Credit: Pixabay/CC0 Public Domain
The work is dedicated to the development of fusion as a power source that could replace coal-fired power plants and likely other renewable resource plants as well. The basic idea is to mimic the sun, which produces light and heat through fusion. Vibrating atoms become so excited when heated to high temperatures that their nuclei fuse together. In the sun, the atoms involved are hydrogen. When they fuse together, they form helium-4, an element that is lighter than the original four protons. The difference in mass is emitted as thermal energy, which is released from the sun as light and heat. Scientists have been working for many years to replicate the process in facilities like tokamak.
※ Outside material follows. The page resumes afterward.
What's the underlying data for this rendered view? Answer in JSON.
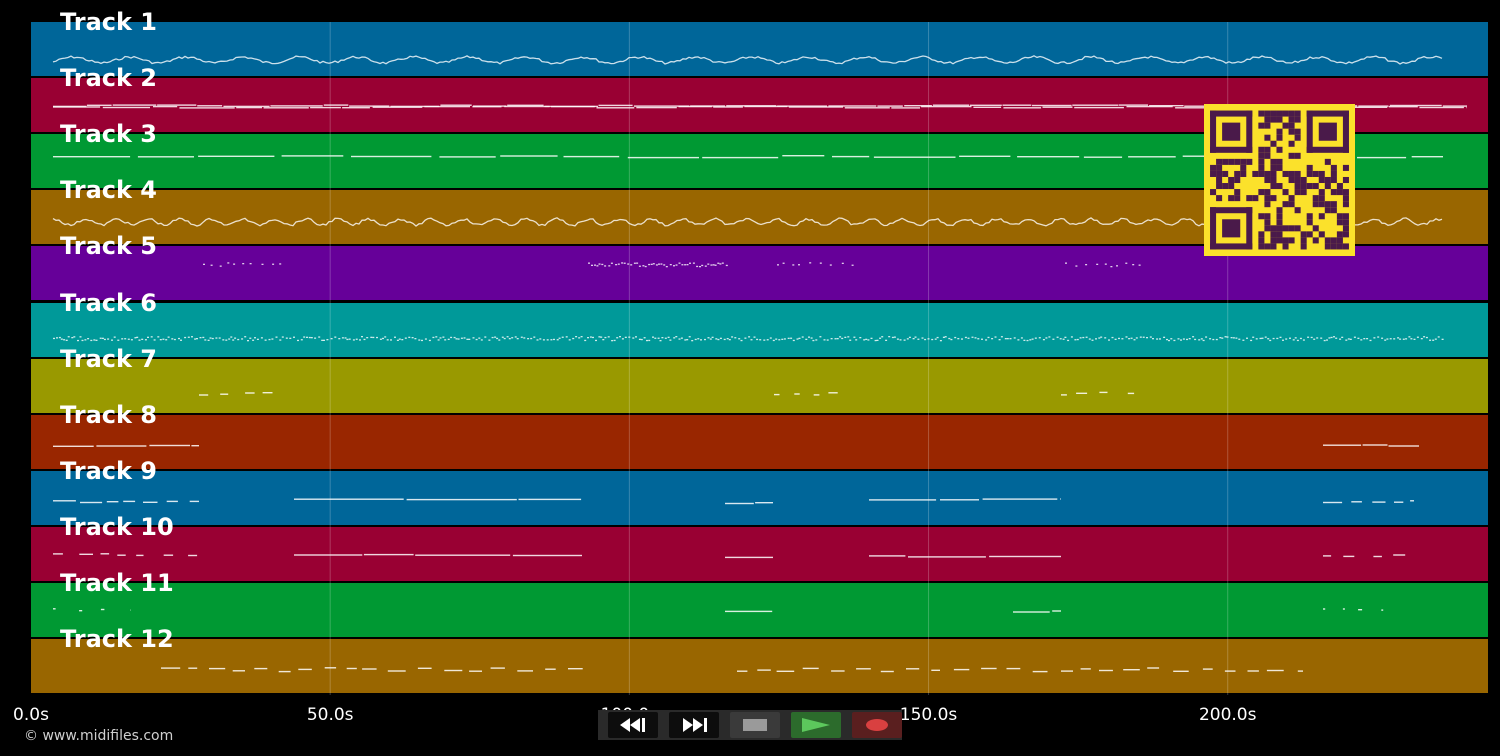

In such facilities, small numbers of atoms are heated to very high temperatures using microwaves, creating plasma, and are kept from burning the donut-shaped facility containing them by holding them in place with magnets and lining the perimeter around them with materials that can sustain very high temperatures, such as carbon.
In the tokamak, tritium and deuterium atoms are heated to very high temperatures—up to the point where they start fusing—approximately 150 million degrees Celsius. But doing so is just one step of the process. For a facility to produce energy on a continuous basis, fusion reactions must be self-sustaining, as is the case with the sun. So teams like those at tokamak facilities have been working to produce increasingly long reaction scenarios.
In their announcement, the team noted that their results show they are steadily moving toward their goals. Early last year, they held a sample of plasma at 120 million degrees Celsius for 101 seconds. They also state that their reactor has been designed to copy the fusion process in the sun as closely as possible; they refer to their facility as an “artificial sun.”